I reached out to the Center for Disease Control (CDC) regarding their role in identifying cancer clusters in a population that wasn’t stationary for very long. I wanted to know because my Marine family was also stationed in Beaufort and we lived aboard Laurel Bay as well….for EIGHT YEARS. In my inquiry, I posed the question:
“How does the CDC determine if there is an unusual spike or trend in a diagnosis based on a specific location when those individuals aren’t diagnosed until after a relocation? How can a correlation between hazardous contamination and subsequent cancer diagnosis (or cluster of diagnosis) be made if that population isn’t stationary long enough to determine a correlation?”
I received a fairly generic response that didn’t even address the mobility of the military community. They stated that state health agencies are the “first level of response,” meaning the states are responsible for identifying potential clusters and then follow up with the CDC. According to their response:
“A cancer cluster is a greater-than-expected number of cancer cases that occur:
A. Within a group of people;
B. In a geographic area; or
C. Over a period of time.”
If a diagnosis is only tracked in the state a person is diagnosed in, the potential cause could (and does) go unaddressed. The CDC, along with state health agencies, should start looking at different ways to track the health events that impact our community across the board.

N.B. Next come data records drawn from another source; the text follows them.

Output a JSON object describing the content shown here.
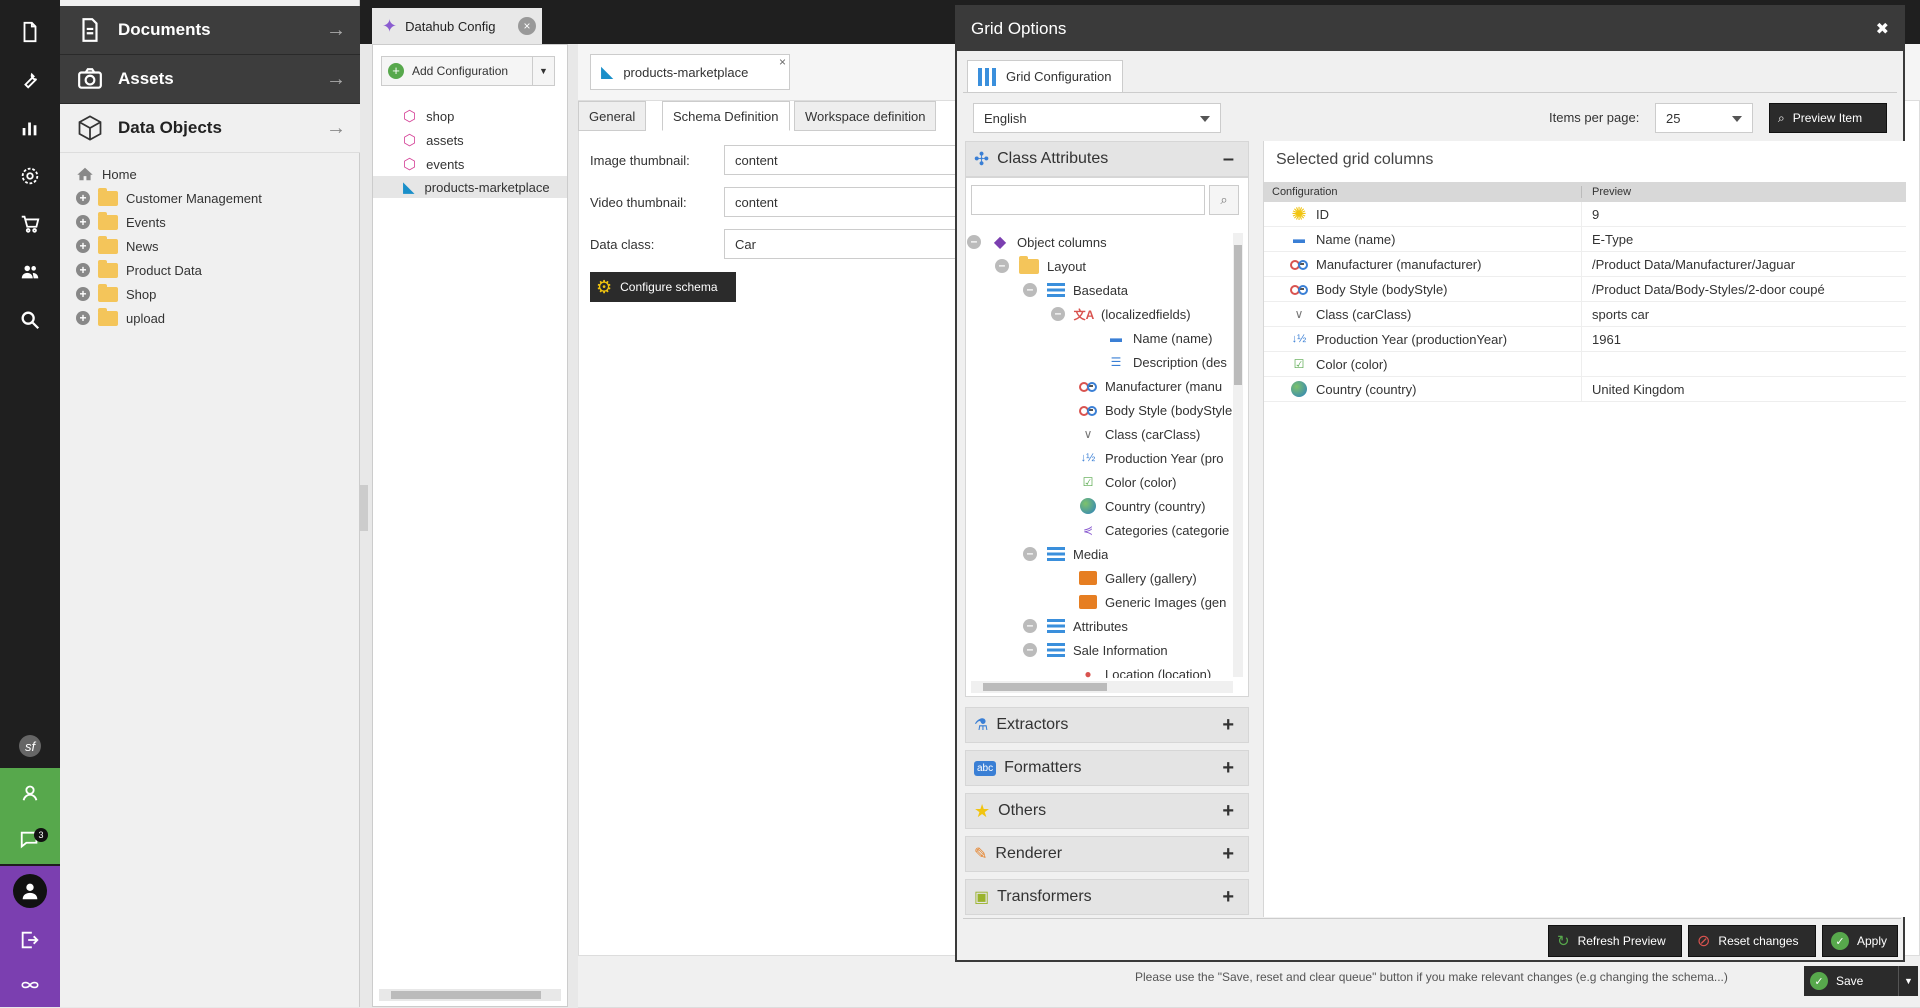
{
  "nav": {
    "icons": [
      "document-icon",
      "wrench-icon",
      "chart-icon",
      "gear-icon",
      "cart-icon",
      "users-icon",
      "search-icon"
    ],
    "bottom_icons": [
      "symfony-icon",
      "user-circle-icon",
      "chat-icon",
      "profile-icon",
      "logout-icon",
      "pimcore-logo-icon"
    ],
    "chat_badge": "3"
  },
  "tree": {
    "sections": [
      {
        "label": "Documents",
        "icon": "document-icon"
      },
      {
        "label": "Assets",
        "icon": "camera-icon"
      },
      {
        "label": "Data Objects",
        "icon": "cube-icon"
      }
    ],
    "home": "Home",
    "folders": [
      "Customer Management",
      "Events",
      "News",
      "Product Data",
      "Shop",
      "upload"
    ]
  },
  "tabs": {
    "main_tab": "Datahub Config"
  },
  "config_tree": {
    "add_label": "Add Configuration",
    "items": [
      "shop",
      "assets",
      "events",
      "products-marketplace"
    ]
  },
  "editor": {
    "config_tab": "products-marketplace",
    "subtabs": [
      "General",
      "Schema Definition",
      "Workspace definition"
    ],
    "fields": [
      {
        "label": "Image thumbnail:",
        "value": "content"
      },
      {
        "label": "Video thumbnail:",
        "value": "content"
      },
      {
        "label": "Data class:",
        "value": "Car"
      }
    ],
    "configure_button": "Configure schema",
    "footer_note": "Please use the \"Save, reset and clear queue\" button if you make relevant changes (e.g changing the schema...)",
    "save_label": "Save"
  },
  "modal": {
    "title": "Grid Options",
    "tab": "Grid Configuration",
    "language": "English",
    "items_per_page_label": "Items per page:",
    "items_per_page": "25",
    "preview_item": "Preview Item",
    "class_attributes_title": "Class Attributes",
    "class_tree": [
      {
        "label": "Object columns",
        "level": 0,
        "toggle": true
      },
      {
        "label": "Layout",
        "level": 1,
        "toggle": true
      },
      {
        "label": "Basedata",
        "level": 2,
        "toggle": true
      },
      {
        "label": "(localizedfields)",
        "level": 3,
        "toggle": true
      },
      {
        "label": "Name (name)",
        "level": 4,
        "toggle": false
      },
      {
        "label": "Description (des",
        "level": 4,
        "toggle": false
      },
      {
        "label": "Manufacturer (manu",
        "level": 3,
        "toggle": false
      },
      {
        "label": "Body Style (bodyStyle",
        "level": 3,
        "toggle": false
      },
      {
        "label": "Class (carClass)",
        "level": 3,
        "toggle": false
      },
      {
        "label": "Production Year (pro",
        "level": 3,
        "toggle": false
      },
      {
        "label": "Color (color)",
        "level": 3,
        "toggle": false
      },
      {
        "label": "Country (country)",
        "level": 3,
        "toggle": false
      },
      {
        "label": "Categories (categorie",
        "level": 3,
        "toggle": false
      },
      {
        "label": "Media",
        "level": 2,
        "toggle": true
      },
      {
        "label": "Gallery (gallery)",
        "level": 3,
        "toggle": false
      },
      {
        "label": "Generic Images (gen",
        "level": 3,
        "toggle": false
      },
      {
        "label": "Attributes",
        "level": 2,
        "toggle": true
      },
      {
        "label": "Sale Information",
        "level": 2,
        "toggle": true
      },
      {
        "label": "Location (location)",
        "level": 3,
        "toggle": false
      }
    ],
    "panels": [
      "Extractors",
      "Formatters",
      "Others",
      "Renderer",
      "Transformers"
    ],
    "selected_title": "Selected grid columns",
    "grid_headers": [
      "Configuration",
      "Preview"
    ],
    "grid_rows": [
      {
        "config": "ID",
        "preview": "9"
      },
      {
        "config": "Name (name)",
        "preview": "E-Type"
      },
      {
        "config": "Manufacturer (manufacturer)",
        "preview": "/Product Data/Manufacturer/Jaguar"
      },
      {
        "config": "Body Style (bodyStyle)",
        "preview": "/Product Data/Body-Styles/2-door coupé"
      },
      {
        "config": "Class (carClass)",
        "preview": "sports car"
      },
      {
        "config": "Production Year (productionYear)",
        "preview": "1961"
      },
      {
        "config": "Color (color)",
        "preview": ""
      },
      {
        "config": "Country (country)",
        "preview": "United Kingdom"
      }
    ],
    "refresh_preview": "Refresh Preview",
    "reset_changes": "Reset changes",
    "apply": "Apply"
  }
}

As of today, even with the recent push of new information from base officials, there is still much confusion in the Laurel Bay Community. Residents have reported they will call one point of contact only to be referred to someone else, or their inquiries aren’t being addressed. Conflicting information is being given about specific resident addresses and some residents have reported never receiving information on their soil sample results…only to be told later that their levels were high and are still being investigated.
The entire purpose of this article and the goal of the families involved, is to promote awareness to those who have and do live aboard the installation. At this point all parties are cooperating with one another, but families are looking for more transparency in the process, to include notifying new residents so they are able to make informed decisions about their living arrangements. They would also like the option, depending on the circumstances, to be let out of their leases if contamination is found, and for investigation officials to have a more aggressive approach to outreach.
From the families involved and their perspectives, they just want answers and they want to inform others to make sure this doesn’t happen to other families. Melany and Amanda, as well as the other families, just want to make sure that other families don’t go through what they had to endure.because even ONE more cancer diagnosis is one too many.